Numbers with Meaning

If you remember taking science classes in school, or teaching them, you may remember that some emphasis was placed on carrying the units of measurement along with the numbers when solving physical problems.  To take a very simple example, if a cyclist rides 9.2 miles  in 30 minutes, then his speed is given by:

Speed = 9.2 miles / 0.5 hour = 18.4 miles per hour

Doing this is just an additional check that the calculation has been done correctly, and that the answer is in the expected units; that is, if we are calculating a speed, we expect an answer in units of distance / time.  If we end up with an answer in cubic feet, something is wrong.  (I’ve done a bit of science teaching, and one of my little brain-teasers for physics students is: a number is given in units of stone-barleycorns per milli-fortnight.  What is the number a measure of?)†

Another reason to preserve the numbers and units together, of course, is to ensure that someone else reading them will interpret them correctly.  There have been some fairly serious problems caused by not getting the units right:

Out of context, a number can be a dangerous thing. In 1991, for example, NASA’s $125 million Mars Climate Orbiter was destroyed because one team of engineers used imperial units of measurement while others relied on metric ones.

The quote is from an article in Technology Review, which describes a new semantic database technology for dealing with numeric data, developed by a Cambridge, MA start-up, True Engineering Technology .  The idea is fairly simple: each number is stored along with its units of measurement, context, tolerance, and semantic tagging information.

To store a number in the system–creating what the company calls a “truenumber”–a user simply types a short phrase into a form on the website … [for example] a user might type, “The distance from New York to London in kilometers is 5,581.”.

The software is being made available in two ways: as a product that companies can install on their own servers and networks, and as a free (of charge) public Web service at the company’s site, something that the company envisions as a “Wikipedia for numbers”.  The market for the commercial version is expected to be engineering companies, primarily, but potentially any organization that works extensively with numbers is a possible customer.

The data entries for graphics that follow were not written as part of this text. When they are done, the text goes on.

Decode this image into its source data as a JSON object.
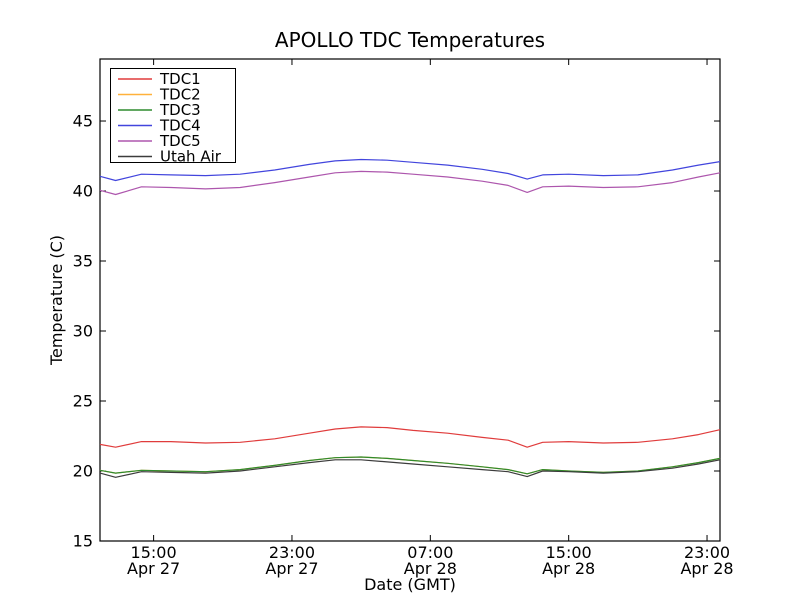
{
  "window_title": "APOLLO TDC Temperatures",
  "chart_data": {
    "type": "line",
    "title": "APOLLO TDC Temperatures",
    "xlabel": "Date (GMT)",
    "ylabel": "Temperature (C)",
    "grid": false,
    "legend_position": "upper left",
    "legend_entries": [
      "TDC1",
      "TDC2",
      "TDC3",
      "TDC4",
      "TDC5",
      "Utah Air"
    ],
    "x_unit": "hours since Apr 27 00:00 GMT",
    "xlim": [
      11.9,
      47.75
    ],
    "ylim": [
      15,
      49.43
    ],
    "yticks": [
      15,
      20,
      25,
      30,
      35,
      40,
      45
    ],
    "xticks": [
      {
        "h": 15,
        "time": "15:00",
        "date": "Apr 27"
      },
      {
        "h": 23,
        "time": "23:00",
        "date": "Apr 27"
      },
      {
        "h": 31,
        "time": "07:00",
        "date": "Apr 28"
      },
      {
        "h": 39,
        "time": "15:00",
        "date": "Apr 28"
      },
      {
        "h": 47,
        "time": "23:00",
        "date": "Apr 28"
      }
    ],
    "x": [
      11.9,
      12.8,
      14.3,
      16,
      18,
      20,
      22,
      24,
      25.5,
      27,
      28.5,
      30,
      32,
      34,
      35.5,
      36.6,
      37.5,
      39,
      41,
      43,
      45,
      46.5,
      47.75
    ],
    "series": [
      {
        "name": "TDC1",
        "color": "#e03c3c",
        "values": [
          21.9,
          21.7,
          22.1,
          22.1,
          22.0,
          22.05,
          22.3,
          22.7,
          23.0,
          23.15,
          23.1,
          22.9,
          22.7,
          22.4,
          22.2,
          21.7,
          22.05,
          22.1,
          22.0,
          22.05,
          22.3,
          22.6,
          22.95
        ]
      },
      {
        "name": "TDC2",
        "color": "#ffb13b",
        "values": [
          20.05,
          19.85,
          20.05,
          20.0,
          19.95,
          20.1,
          20.4,
          20.75,
          20.95,
          21.0,
          20.9,
          20.75,
          20.55,
          20.3,
          20.1,
          19.8,
          20.1,
          20.0,
          19.9,
          20.0,
          20.3,
          20.6,
          20.9
        ]
      },
      {
        "name": "TDC3",
        "color": "#2e8b2e",
        "values": [
          20.05,
          19.85,
          20.05,
          20.0,
          19.95,
          20.1,
          20.4,
          20.75,
          20.95,
          21.0,
          20.9,
          20.75,
          20.55,
          20.3,
          20.1,
          19.8,
          20.1,
          20.0,
          19.9,
          20.0,
          20.3,
          20.6,
          20.9
        ]
      },
      {
        "name": "TDC4",
        "color": "#4245dd",
        "values": [
          41.05,
          40.75,
          41.2,
          41.15,
          41.1,
          41.2,
          41.5,
          41.9,
          42.15,
          42.25,
          42.2,
          42.05,
          41.85,
          41.55,
          41.25,
          40.85,
          41.15,
          41.2,
          41.1,
          41.15,
          41.5,
          41.85,
          42.1
        ]
      },
      {
        "name": "TDC5",
        "color": "#ad56ad",
        "values": [
          40.05,
          39.75,
          40.3,
          40.25,
          40.15,
          40.25,
          40.6,
          41.0,
          41.3,
          41.4,
          41.35,
          41.2,
          41.0,
          40.7,
          40.4,
          39.9,
          40.3,
          40.35,
          40.25,
          40.3,
          40.6,
          41.0,
          41.3
        ]
      },
      {
        "name": "Utah Air",
        "color": "#3c3c3c",
        "values": [
          19.85,
          19.55,
          19.95,
          19.9,
          19.85,
          20.0,
          20.3,
          20.6,
          20.8,
          20.8,
          20.65,
          20.5,
          20.3,
          20.1,
          19.95,
          19.6,
          20.0,
          19.95,
          19.85,
          19.95,
          20.2,
          20.5,
          20.8
        ]
      }
    ]
  }
}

I will be interested to see if this becomes successful.  I have a vivid memory of one personal experience of numbers being used by someone who didn’t understand them.  I worked for a time, quite a few years ago, for a consulting company that, among other things, published regular reports on the state of the economy and financial markets.  These included figures on the rate of return to various investments over recent periods.  One of the returns reported was for investments in 30-day US Treasury bills.   Now this should have been easy to get, since the prices of T-bills are reported every day in the Wall Street Journal and many other papers.  Yet our firm’s numbers were consistently different from the ones calculated by everyone else.

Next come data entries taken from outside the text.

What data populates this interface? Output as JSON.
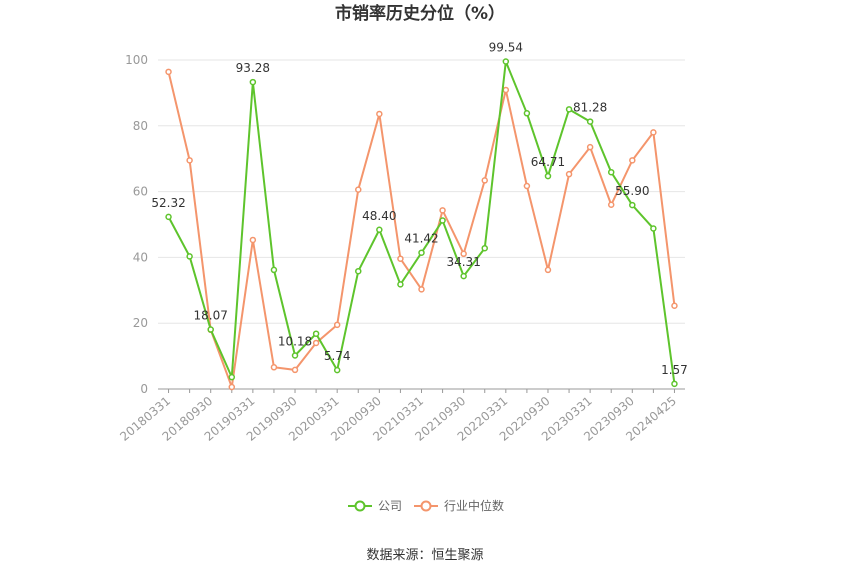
{
  "chart_data": {
    "type": "line",
    "title": "市销率历史分位（%）",
    "x": [
      "20180331",
      "20180630",
      "20180930",
      "20181231",
      "20190331",
      "20190630",
      "20190930",
      "20191231",
      "20200331",
      "20200630",
      "20200930",
      "20201231",
      "20210331",
      "20210630",
      "20210930",
      "20211231",
      "20220331",
      "20220630",
      "20220930",
      "20221231",
      "20230331",
      "20230630",
      "20230930",
      "20231231",
      "20240425"
    ],
    "x_tick_labels": [
      "20180331",
      "20180930",
      "20190331",
      "20190930",
      "20200331",
      "20200930",
      "20210331",
      "20210930",
      "20220331",
      "20220930",
      "20230331",
      "20230930",
      "20240425"
    ],
    "ylim": [
      0,
      100
    ],
    "y_ticks": [
      0,
      20,
      40,
      60,
      80,
      100
    ],
    "grid": true,
    "legend_position": "bottom",
    "series": [
      {
        "name": "公司",
        "color": "#5ec42c",
        "values": [
          52.32,
          40.3,
          18.07,
          3.6,
          93.28,
          36.2,
          10.18,
          16.8,
          5.74,
          35.8,
          48.4,
          31.8,
          41.42,
          51.2,
          34.31,
          42.8,
          99.54,
          83.8,
          64.71,
          85.0,
          81.28,
          65.9,
          55.9,
          48.8,
          1.57
        ],
        "labels": {
          "0": "52.32",
          "2": "18.07",
          "4": "93.28",
          "6": "10.18",
          "8": "5.74",
          "10": "48.40",
          "12": "41.42",
          "14": "34.31",
          "16": "99.54",
          "18": "64.71",
          "20": "81.28",
          "22": "55.90",
          "24": "1.57"
        }
      },
      {
        "name": "行业中位数",
        "color": "#f4956c",
        "values": [
          96.4,
          69.5,
          18.0,
          0.6,
          45.3,
          6.6,
          5.8,
          14.0,
          19.5,
          60.6,
          83.6,
          39.6,
          30.3,
          54.3,
          41.1,
          63.4,
          90.9,
          61.7,
          36.2,
          65.3,
          73.5,
          56.0,
          69.5,
          78.0,
          25.3
        ]
      }
    ]
  },
  "source_text": "数据来源：恒生聚源"
}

I asked if anyone had looked into this, and was told that they had, and that the formula used for the calculations had been checked, and verified to be correct. So I went to see the guy that did the calculation, and asked him to humour me by walking through a sample with me.  The formula, as it happened, was exactly right; it’s just that  it didn’t apply for the data that were being used.  Treasury bills are discount instruments.  Unlike, say, a corporate bond that provides a periodic interest payment (typically semi-annually), the T-bills interest is implicit.  If the bill will be redeemed for $100 at maturity, it will initially be sold at a discount, at a price less than $100.  For example, if the bill sells originally for $99, and is redeemed for $100 at maturity, the interest rate over that period is [(100/99) -1] * 100 = 1.01 %.   And therein was the rub: the formula being used assumed that the rate entered was the interest rate, but the number reported in the paper is the discount (which would be 1% in this case).  So the numbers were consistently too low.

Fortunately, the mistake was easily fixed, and the historical data corrected, once the problem was found.  But I can’t help but think that there are many more examples out there, perhaps not as spectacularly disastrous as the Mars Orbiter, but waiting to bite someone nonetheless.

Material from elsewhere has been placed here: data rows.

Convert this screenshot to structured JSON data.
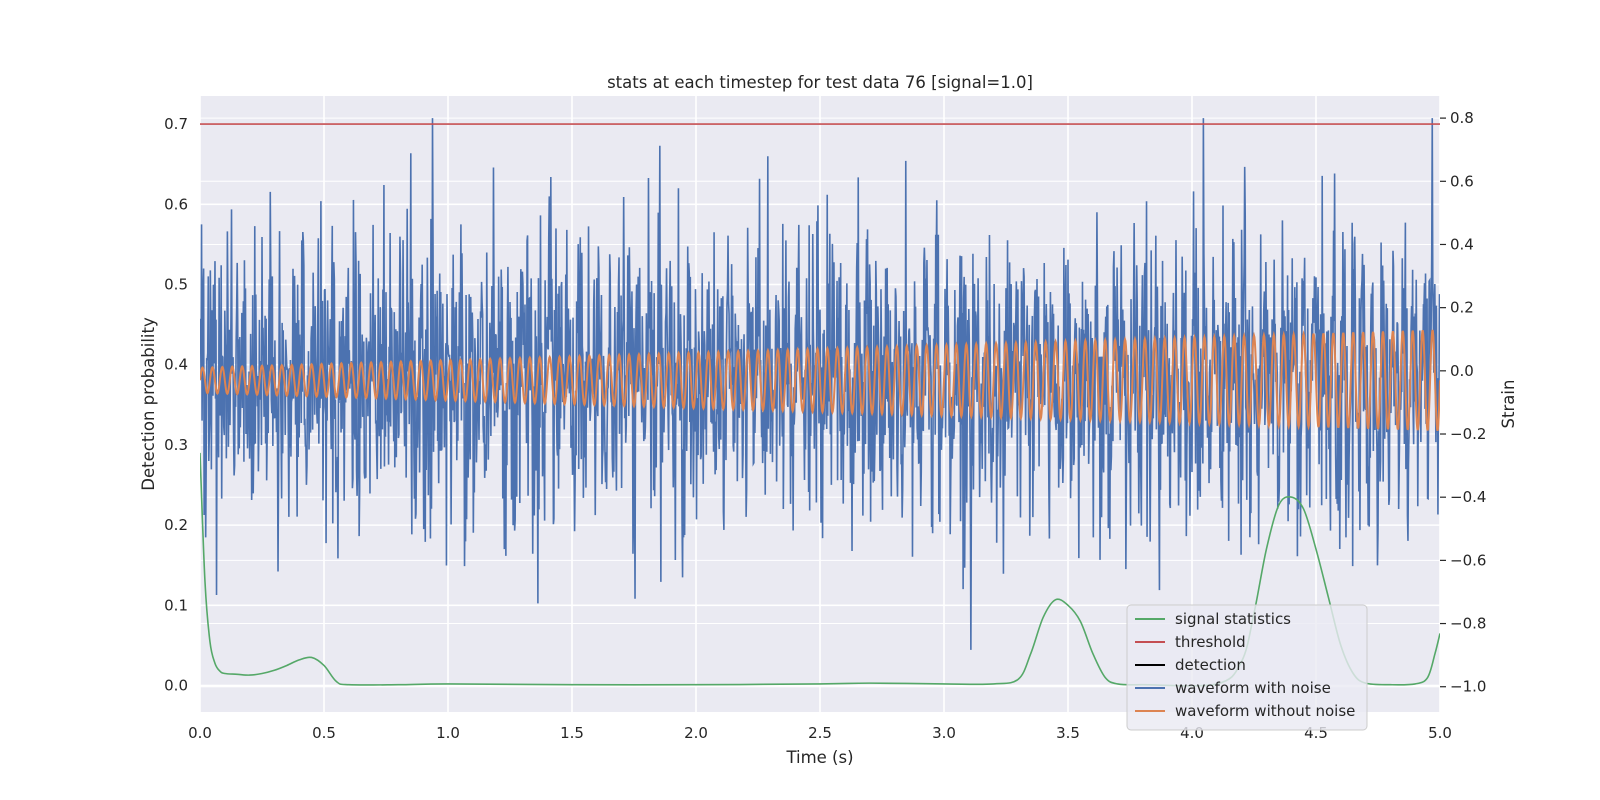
{
  "chart_data": {
    "type": "line",
    "title": "stats at each timestep for test data 76 [signal=1.0]",
    "xlabel": "Time (s)",
    "ylabel": "Detection probability",
    "y2label": "Strain",
    "xlim": [
      0.0,
      5.0
    ],
    "ylim": [
      -0.033,
      0.735
    ],
    "y2lim": [
      -1.08,
      0.87
    ],
    "xticks": [
      "0.0",
      "0.5",
      "1.0",
      "1.5",
      "2.0",
      "2.5",
      "3.0",
      "3.5",
      "4.0",
      "4.5",
      "5.0"
    ],
    "yticks": [
      "0.0",
      "0.1",
      "0.2",
      "0.3",
      "0.4",
      "0.5",
      "0.6",
      "0.7"
    ],
    "y2ticks": [
      "−1.0",
      "−0.8",
      "−0.6",
      "−0.4",
      "−0.2",
      "0.0",
      "0.2",
      "0.4",
      "0.6",
      "0.8"
    ],
    "grid": true,
    "legend_position": "lower right",
    "threshold": 0.7,
    "series": [
      {
        "name": "signal statistics",
        "axis": "left",
        "color": "#55a868",
        "x": [
          0.0,
          0.02,
          0.04,
          0.06,
          0.08,
          0.1,
          0.15,
          0.2,
          0.25,
          0.3,
          0.35,
          0.4,
          0.45,
          0.5,
          0.55,
          0.6,
          0.8,
          1.0,
          1.5,
          2.0,
          2.5,
          2.7,
          3.0,
          3.2,
          3.3,
          3.35,
          3.4,
          3.45,
          3.5,
          3.55,
          3.6,
          3.65,
          3.7,
          3.8,
          4.1,
          4.2,
          4.25,
          4.3,
          4.35,
          4.4,
          4.45,
          4.5,
          4.55,
          4.6,
          4.65,
          4.7,
          4.8,
          4.9,
          4.95,
          4.98,
          5.0
        ],
        "values": [
          0.29,
          0.13,
          0.055,
          0.028,
          0.018,
          0.015,
          0.014,
          0.013,
          0.015,
          0.019,
          0.025,
          0.032,
          0.035,
          0.025,
          0.005,
          0.001,
          0.001,
          0.002,
          0.001,
          0.001,
          0.002,
          0.003,
          0.002,
          0.002,
          0.008,
          0.04,
          0.085,
          0.107,
          0.1,
          0.08,
          0.04,
          0.01,
          0.002,
          0.001,
          0.002,
          0.03,
          0.09,
          0.17,
          0.225,
          0.235,
          0.22,
          0.17,
          0.11,
          0.05,
          0.015,
          0.003,
          0.001,
          0.002,
          0.01,
          0.04,
          0.065
        ]
      },
      {
        "name": "threshold",
        "axis": "left",
        "color": "#c44e52"
      },
      {
        "name": "detection",
        "axis": "left",
        "color": "#000000"
      },
      {
        "name": "waveform with noise",
        "axis": "right",
        "color": "#4c72b0",
        "noise_amplitude": 0.22,
        "noise_max": 0.8,
        "noise_min": -0.95
      },
      {
        "name": "waveform without noise",
        "axis": "right",
        "color": "#dd8452",
        "cycles": 125,
        "amplitude_start": 0.04,
        "amplitude_end": 0.16,
        "offset": -0.03
      }
    ]
  }
}
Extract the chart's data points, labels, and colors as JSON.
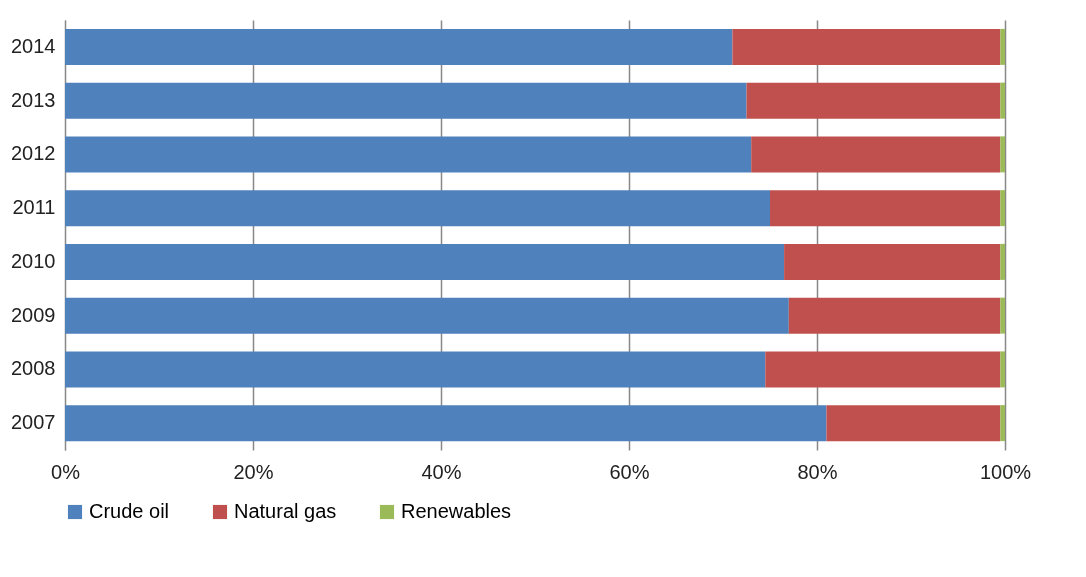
{
  "chart_data": {
    "type": "bar",
    "orientation": "horizontal",
    "stacked": true,
    "categories": [
      "2014",
      "2013",
      "2012",
      "2011",
      "2010",
      "2009",
      "2008",
      "2007"
    ],
    "series": [
      {
        "name": "Crude oil",
        "color": "#4f81bd",
        "values": [
          71,
          72.5,
          73,
          75,
          76.5,
          77,
          74.5,
          81
        ]
      },
      {
        "name": "Natural gas",
        "color": "#c0504d",
        "values": [
          28.5,
          27,
          26.5,
          24.5,
          23,
          22.5,
          25,
          18.5
        ]
      },
      {
        "name": "Renewables",
        "color": "#9bbb59",
        "values": [
          0.5,
          0.5,
          0.5,
          0.5,
          0.5,
          0.5,
          0.5,
          0.5
        ]
      }
    ],
    "xlim": [
      0,
      100
    ],
    "xticks": [
      {
        "value": 0,
        "label": "0%"
      },
      {
        "value": 20,
        "label": "20%"
      },
      {
        "value": 40,
        "label": "40%"
      },
      {
        "value": 60,
        "label": "60%"
      },
      {
        "value": 80,
        "label": "80%"
      },
      {
        "value": 100,
        "label": "100%"
      }
    ],
    "grid": "x",
    "legend": "bottom"
  }
}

Oh, I almost forgot.  A stone is a British unit of weight, equal to 14 pounds (I weigh about 10½ stone).  A barleycorn is an old English unit of distance, equal to about one-third of an inch.  And a fortnight is a unit of time: fourteen days.   Now weight is a measure of force ( F = ma, from Newton), and we know from elementary mechanics that the definition of work is:

Work = Force · distance

So we have a measure of work per unit time; or, in other words, a measure of power.  (Compare the definition of one horsepower as 33,000 foot-pounds per minute.)